Захар залюбовался кинжалом.

— Ты что, снял его с испанца?

— Нет. Длинный солдат его в мясе оставлял. — Тайин помолчал, потыкал кончиком кинжала в свой большой палец: — Нож есть, теперь хорошо живем.

— Тайин, да расскажи ты, наконец! Не томи. Как было дело?

Тайин неторопливо дожевал мясо, извлек мясное волоконце, застрявшее в зубах, внимательно обследовал его, снова сунул и рот. Прищурился на утреннее солнце и начал рассказ.

Тайин и испанцы увидели друг друга одновременно. Захар прямиком пер в ловушку, и Тайин уже ничего не мог поделать. Если бы поймали обоих беглецов — обоим конец. И он убежал.

Он спрятался в лощине. Когда мимо проехал один из испанцев — тот, длинный, тощий, — Тайин бросился к лагерю. Прежде чем тощий успел вернуться, Тайин взобрался на дерево, с которого видна была вся поляна.

— Так ты там был все время? И все видел? И не пришел на выручку? — возмутился Захар.

— Спятил, господин Петров! Я один против два мучачос? У них пистоли, ножи, мушкеты. А я? Две руки — и все. Ты связанный, как весенний гусь в сетке. Тогда я жду. Они пьют вино — пусть пьют. Но я тебе скажу — как я боялся! Чертовско боялся, скажу тебе. Когда на тебе веревки резал, рука дрожал — два раза нож терял. Ох, господин Петров, чертовско страшно было. Эти мучачос проснутся — и мы пропали. — Тайин полоснул рукой по горлу. — Сперва сначала я не к тебе шел. Я сперва сначала к ним шел. Мясо брал, нож брал. Одеяла брал. Когда лошадям веревки резал — шум был. Я боялся.

Захар вглядывался в коренастую фигуру — черный силуэт на фоне оранжевого солнечного сияния.

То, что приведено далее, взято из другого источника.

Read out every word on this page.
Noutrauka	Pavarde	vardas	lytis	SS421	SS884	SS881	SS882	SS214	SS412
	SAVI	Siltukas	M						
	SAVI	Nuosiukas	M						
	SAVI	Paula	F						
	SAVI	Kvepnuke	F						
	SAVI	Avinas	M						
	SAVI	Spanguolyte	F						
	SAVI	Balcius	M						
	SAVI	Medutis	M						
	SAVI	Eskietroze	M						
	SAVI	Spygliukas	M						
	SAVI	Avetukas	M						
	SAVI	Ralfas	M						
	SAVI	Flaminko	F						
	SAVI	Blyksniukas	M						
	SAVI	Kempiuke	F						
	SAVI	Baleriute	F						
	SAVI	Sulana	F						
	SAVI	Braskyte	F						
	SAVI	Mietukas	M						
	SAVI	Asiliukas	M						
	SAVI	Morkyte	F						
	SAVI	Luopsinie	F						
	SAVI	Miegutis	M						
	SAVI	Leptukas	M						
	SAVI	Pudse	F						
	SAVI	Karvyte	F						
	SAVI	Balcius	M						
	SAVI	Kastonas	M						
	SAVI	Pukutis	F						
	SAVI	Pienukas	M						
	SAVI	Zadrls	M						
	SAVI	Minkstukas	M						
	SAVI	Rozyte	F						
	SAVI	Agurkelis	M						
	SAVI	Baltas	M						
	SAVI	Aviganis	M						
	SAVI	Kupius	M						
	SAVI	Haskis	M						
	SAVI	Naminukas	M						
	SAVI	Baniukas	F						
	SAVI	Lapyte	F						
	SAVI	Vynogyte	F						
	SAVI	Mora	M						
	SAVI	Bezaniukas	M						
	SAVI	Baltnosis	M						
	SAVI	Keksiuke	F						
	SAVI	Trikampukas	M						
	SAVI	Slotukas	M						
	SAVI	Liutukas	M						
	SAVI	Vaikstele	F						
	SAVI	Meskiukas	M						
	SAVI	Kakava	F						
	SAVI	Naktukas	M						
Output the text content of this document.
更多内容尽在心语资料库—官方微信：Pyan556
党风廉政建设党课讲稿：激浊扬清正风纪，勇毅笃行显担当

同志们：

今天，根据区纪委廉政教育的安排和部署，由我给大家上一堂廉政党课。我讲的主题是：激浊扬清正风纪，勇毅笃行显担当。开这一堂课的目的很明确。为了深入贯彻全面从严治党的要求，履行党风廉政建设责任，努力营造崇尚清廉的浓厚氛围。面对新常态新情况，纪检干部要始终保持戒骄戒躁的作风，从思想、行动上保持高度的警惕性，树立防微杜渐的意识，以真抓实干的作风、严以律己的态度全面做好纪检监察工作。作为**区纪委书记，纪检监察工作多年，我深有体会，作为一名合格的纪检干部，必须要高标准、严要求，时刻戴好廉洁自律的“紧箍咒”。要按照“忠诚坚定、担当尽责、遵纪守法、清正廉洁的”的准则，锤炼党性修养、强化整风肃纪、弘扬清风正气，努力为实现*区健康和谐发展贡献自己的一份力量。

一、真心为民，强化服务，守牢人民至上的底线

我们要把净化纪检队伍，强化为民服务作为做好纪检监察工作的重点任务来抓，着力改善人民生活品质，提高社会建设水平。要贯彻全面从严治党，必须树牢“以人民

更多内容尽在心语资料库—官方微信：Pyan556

— Ты ведь головой рисковал, чтобы меня спасти. Так ведь? А почему?

— Да, головой. Точно. Потому и страшно было. Проснутся мучачос — обоих убьют.

— Даже и не знаю, как благодарить тебя.

Тайин хмыкнул. Перед ним лежала разостланная попона. Он аккуратно сделал ножом крест посредине синей шерстяной ткани.

— Как думаешь, что они будут делать, когда проспятся и увидят, что лошадей нет?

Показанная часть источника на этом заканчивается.